Andrew Atkin is an artist whose work is deeply rooted in their upbringing in the backwoods of Muskoka. Born to a teacher and a lumberjack-of-all trades, Andrew witnessed the art of building a home from scratch - from hand-milling pine beams with a chainsaw, salvaging wood off the side of the road to using discarded insulation foam from OCAD University. Andrew's mother taught by example, feeding and clothing the community with homemade goods and discarded garments. These experiences instilled in Andrew a deep appreciation for the natural world and a desire to create art that reflects the themes of life, decay, community, play and self-reliance.

Andrew's artistic medium is diverse, ranging from ceramics, plastics, and plants to mushrooms, wood, upcycled electronics, and industrial waste. As the Technician of the plastic studio at OCAD University and self taught food scientist, Andrew also maintains a home ceramic, mold making and food lab where they make tools and foods for living in close relation with the land.
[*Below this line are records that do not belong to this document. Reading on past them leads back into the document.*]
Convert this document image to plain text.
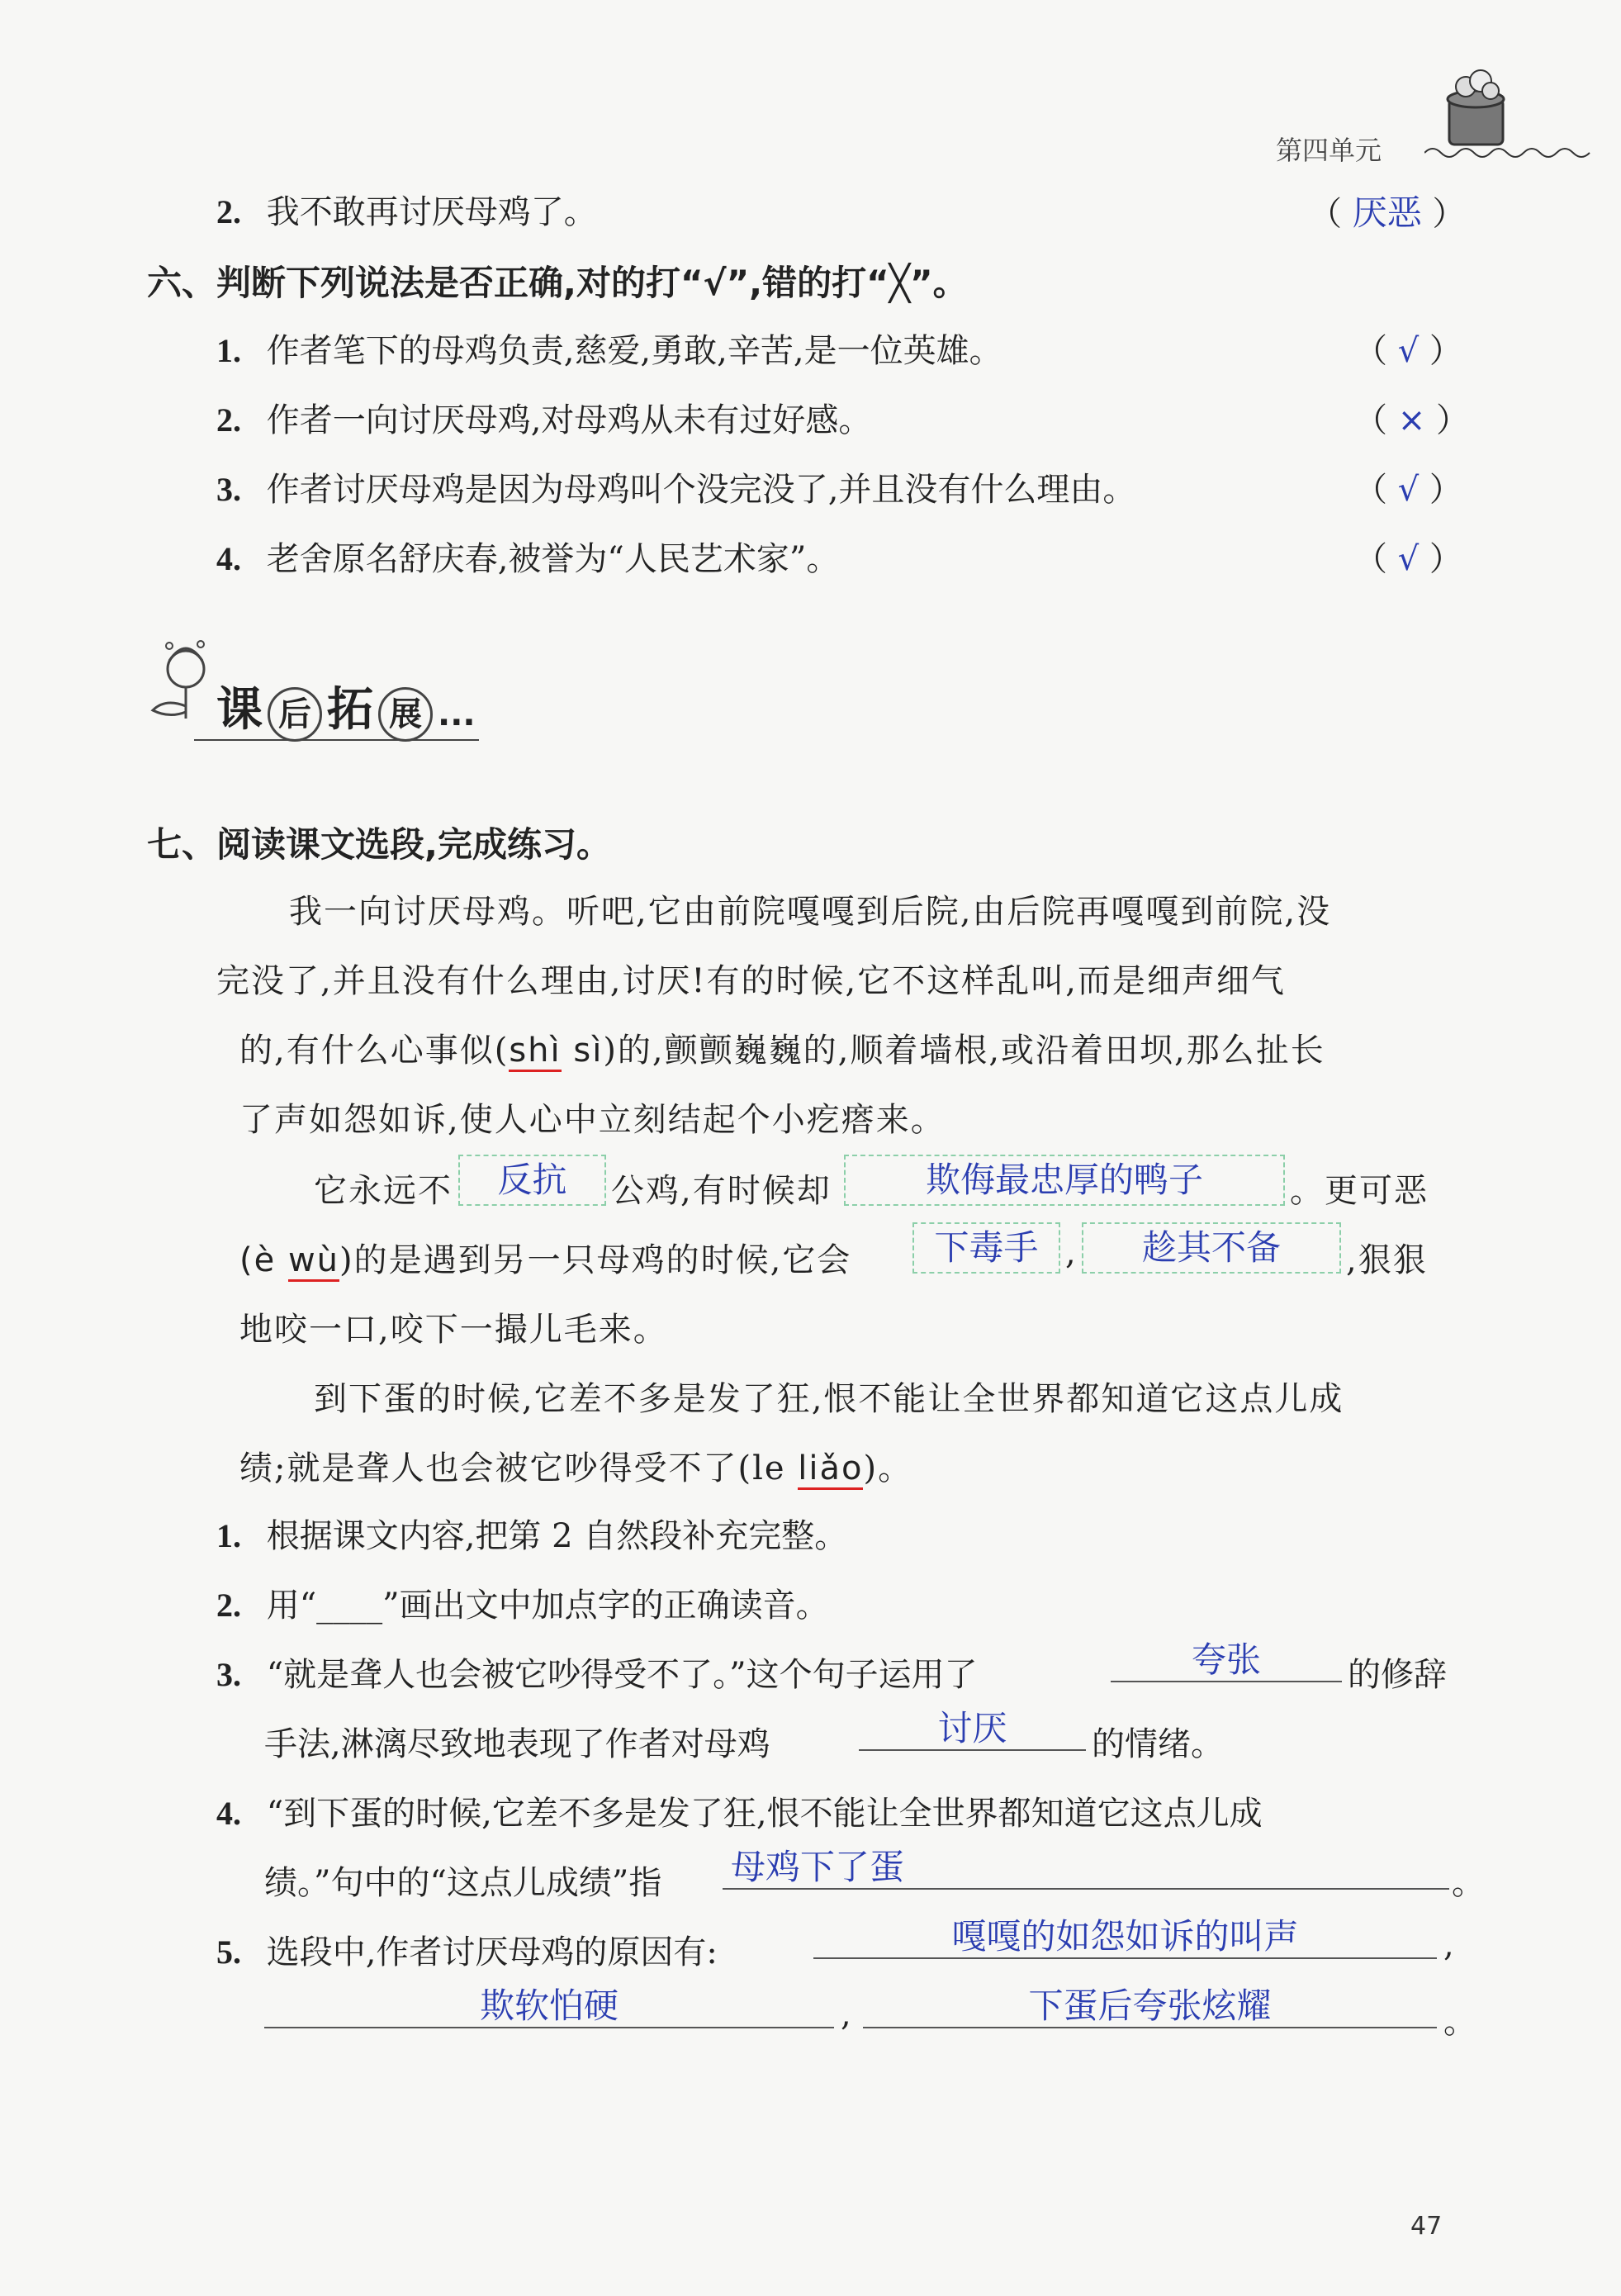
第四单元
2. 我不敢再讨厌母鸡了。	（ 厌恶 ）
六、判断下列说法是否正确,对的打“√”,错的打“╳”。
1. 作者笔下的母鸡负责,慈爱,勇敢,辛苦,是一位英雄。	（ √ ）
2. 作者一向讨厌母鸡,对母鸡从未有过好感。	（ × ）
3. 作者讨厌母鸡是因为母鸡叫个没完没了,并且没有什么理由。	（ √ ）
4. 老舍原名舒庆春,被誉为“人民艺术家”。	（ √ ）
课 后 拓 展 ...
七、阅读课文选段,完成练习。
我一向讨厌母鸡。听吧,它由前院嘎嘎到后院,由后院再嘎嘎到前院,没
完没了,并且没有什么理由,讨厌!有的时候,它不这样乱叫,而是细声细气
的,有什么心事似(shì sì)的,颤颤巍巍的,顺着墙根,或沿着田坝,那么扯长
了声如怨如诉,使人心中立刻结起个小疙瘩来。
它永远不	反抗	公鸡,有时候却	欺侮最忠厚的鸭子	。更可恶
(è wù)的是遇到另一只母鸡的时候,它会	下毒手 ,	趁其不备	,狠狠
地咬一口,咬下一撮儿毛来。
到下蛋的时候,它差不多是发了狂,恨不能让全世界都知道它这点儿成
绩;就是聋人也会被它吵得受不了(le liǎo)。
1. 根据课文内容,把第 2 自然段补充完整。
2. 用“____”画出文中加点字的正确读音。
3. “就是聋人也会被它吵得受不了。”这个句子运用了	夸张	的修辞
手法,淋漓尽致地表现了作者对母鸡	讨厌	的情绪。
4. “到下蛋的时候,它差不多是发了狂,恨不能让全世界都知道它这点儿成
绩。”句中的“这点儿成绩”指 母鸡下了蛋	。
5. 选段中,作者讨厌母鸡的原因有:	嘎嘎的如怨如诉的叫声	,
欺软怕硬	,	下蛋后夸张炫耀	。
47
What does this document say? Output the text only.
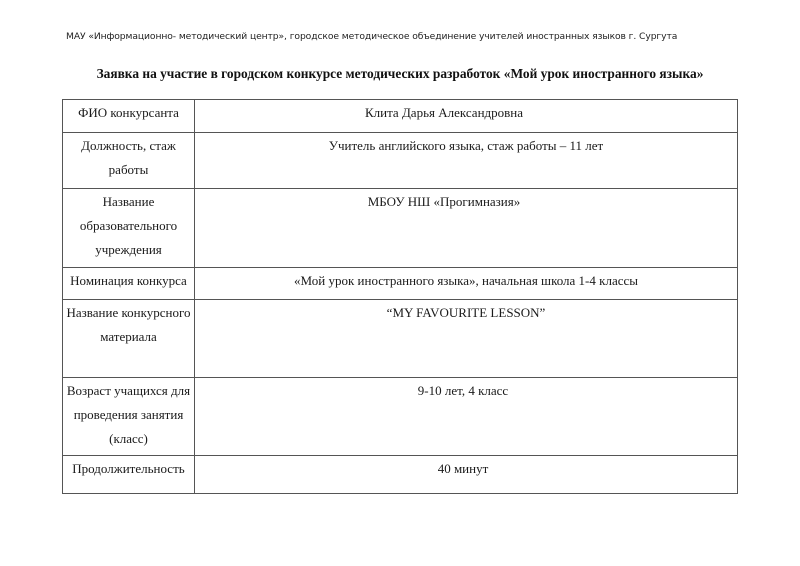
МАУ «Информационно- методический центр», городское методическое объединение учителей иностранных языков г. Сургута
Заявка на участие в городском конкурсе методических разработок «Мой урок иностранного языка»
ФИО конкурсанта	Клита Дарья Александровна

Должность, стаж работы	Учитель английского языка, стаж работы – 11 лет

Название образовательного учреждения	МБОУ НШ «Прогимназия»

Номинация конкурса	«Мой урок иностранного языка», начальная школа 1-4 классы

Название конкурсного материала	“MY FAVOURITE LESSON”

Возраст учащихся для проведения занятия (класс)	9-10 лет, 4 класс

Продолжительность	40 минут
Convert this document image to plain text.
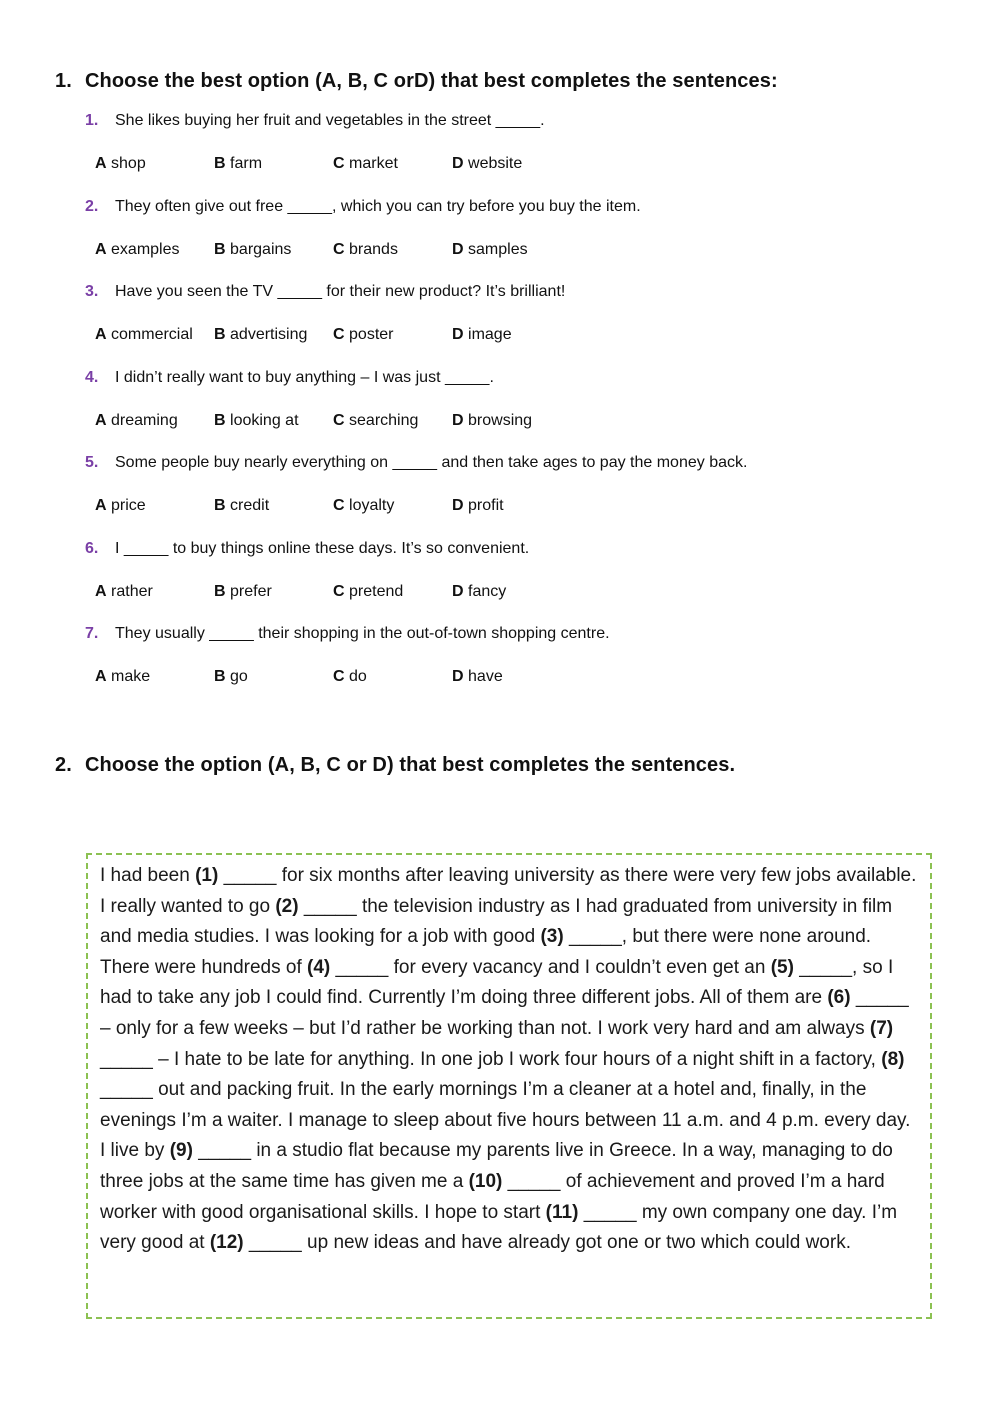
1. Choose the best option (A, B, C orD) that best completes the sentences:
1. She likes buying her fruit and vegetables in the street _____.
A shop	B farm	C market	D website
2. They often give out free _____, which you can try before you buy the item.
A examples B bargains	C brands	D samples
3. Have you seen the TV _____ for their new product? It’s brilliant!
A commercial B advertising C poster	D image
4. I didn’t really want to buy anything – I was just _____.
A dreaming B looking at C searching D browsing
5. Some people buy nearly everything on _____ and then take ages to pay the money back.
A price	B credit	C loyalty	D profit
6. I _____ to buy things online these days. It’s so convenient.
A rather	B prefer	C pretend	D fancy
7. They usually _____ their shopping in the out-of-town shopping centre.
A make	B go	C do	D have
2. Choose the option (A, B, C or D) that best completes the sentences.

I had been (1) _____ for six months after leaving university as there were very few jobs available. I really wanted to go (2) _____ the television industry as I had graduated from university in film and media studies. I was looking for a job with good (3) _____, but there were none around. There were hundreds of (4) _____ for every vacancy and I couldn’t even get an (5) _____, so I had to take any job I could find. Currently I’m doing three different jobs. All of them are (6) _____ – only for a few weeks – but I’d rather be working than not. I work very hard and am always (7) _____ – I hate to be late for anything. In one job I work four hours of a night shift in a factory, (8) _____ out and packing fruit. In the early mornings I’m a cleaner at a hotel and, finally, in the evenings I’m a waiter. I manage to sleep about five hours between 11 a.m. and 4 p.m. every day. I live by (9) _____ in a studio flat because my parents live in Greece. In a way, managing to do three jobs at the same time has given me a (10) _____ of achievement and proved I’m a hard worker with good organisational skills. I hope to start (11) _____ my own company one day. I’m very good at (12) _____ up new ideas and have already got one or two which could work.
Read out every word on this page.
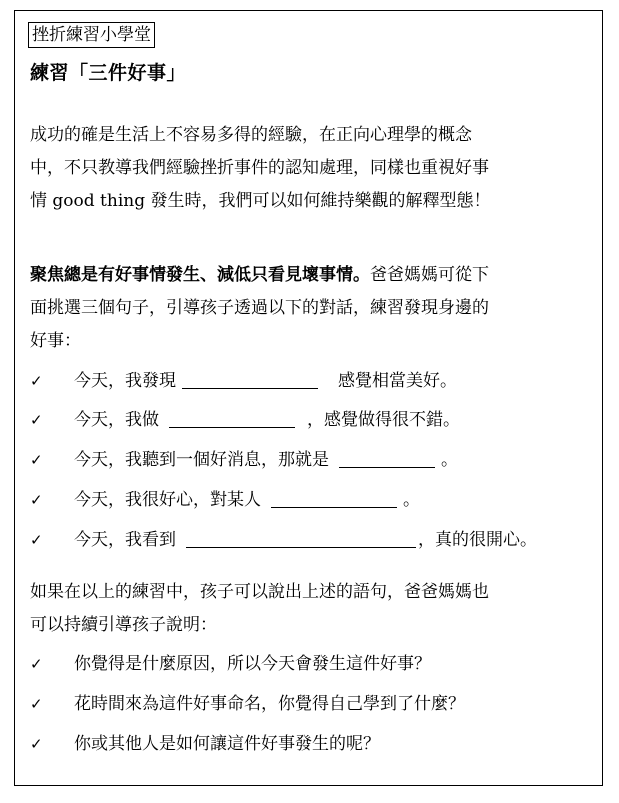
挫折練習小學堂
練習「三件好事」
成功的確是生活上不容易多得的經驗，在正向心理學的概念
中，不只教導我們經驗挫折事件的認知處理，同樣也重視好事
情 good thing 發生時，我們可以如何維持樂觀的解釋型態！
聚焦總是有好事情發生、減低只看見壞事情。爸爸媽媽可從下
面挑選三個句子，引導孩子透過以下的對話，練習發現身邊的
好事：
✓ 今天，我發現	感覺相當美好。
✓ 今天，我做	，感覺做得很不錯。
✓ 今天，我聽到一個好消息，那就是	。
✓ 今天，我很好心，對某人	。
✓ 今天，我看到	，真的很開心。
如果在以上的練習中，孩子可以說出上述的語句，爸爸媽媽也
可以持續引導孩子說明：
✓ 你覺得是什麼原因，所以今天會發生這件好事？
✓ 花時間來為這件好事命名，你覺得自己學到了什麼？
✓ 你或其他人是如何讓這件好事發生的呢？
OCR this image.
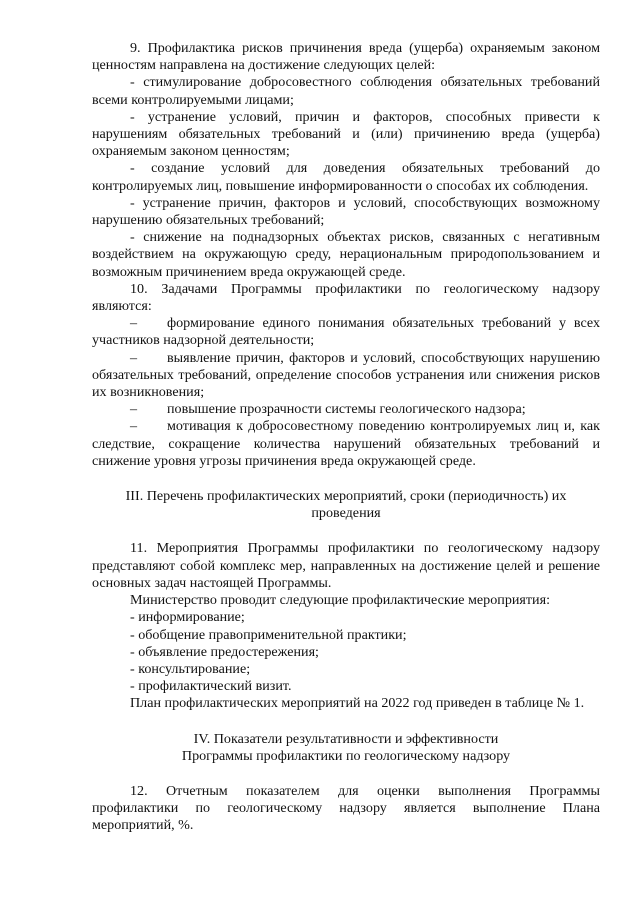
9. Профилактика рисков причинения вреда (ущерба) охраняемым законом ценностям направлена на достижение следующих целей:

- стимулирование добросовестного соблюдения обязательных требований всеми контролируемыми лицами;

- устранение условий, причин и факторов, способных привести к нарушениям обязательных требований и (или) причинению вреда (ущерба) охраняемым законом ценностям;

- создание условий для доведения обязательных требований до контролируемых лиц, повышение информированности о способах их соблюдения.

- устранение причин, факторов и условий, способствующих возможному нарушению обязательных требований;

- снижение на поднадзорных объектах рисков, связанных с негативным воздействием на окружающую среду, нерациональным природопользованием и возможным причинением вреда окружающей среде.

10. Задачами Программы профилактики по геологическому надзору являются:

– формирование единого понимания обязательных требований у всех участников надзорной деятельности;

– выявление причин, факторов и условий, способствующих нарушению обязательных требований, определение способов устранения или снижения рисков их возникновения;

– повышение прозрачности системы геологического надзора;

– мотивация к добросовестному поведению контролируемых лиц и, как следствие, сокращение количества нарушений обязательных требований и снижение уровня угрозы причинения вреда окружающей среде.

III. Перечень профилактических мероприятий, сроки (периодичность) их
проведения

11. Мероприятия Программы профилактики по геологическому надзору представляют собой комплекс мер, направленных на достижение целей и решение основных задач настоящей Программы.

Министерство проводит следующие профилактические мероприятия:

- информирование;

- обобщение правоприменительной практики;

- объявление предостережения;

- консультирование;

- профилактический визит.

План профилактических мероприятий на 2022 год приведен в таблице № 1.

IV. Показатели результативности и эффективности
Программы профилактики по геологическому надзору

12. Отчетным показателем для оценки выполнения Программы профилактики по геологическому надзору является выполнение Плана мероприятий, %.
In the summer months, Andrew tests these tools by living off-grid in a small sailboat exploring the wilderness of Ontario’s Lakes.

Andrew's work is driven by the idea of bringing nature into industrial environments. As their parents once said, "Get back to the forest where it is safe." But in today's world, that is not always possible. Through their art, Andrew makes it their prerogative to bridge the gap between nature and industry, highlighting the importance of living with respect for their more than human community.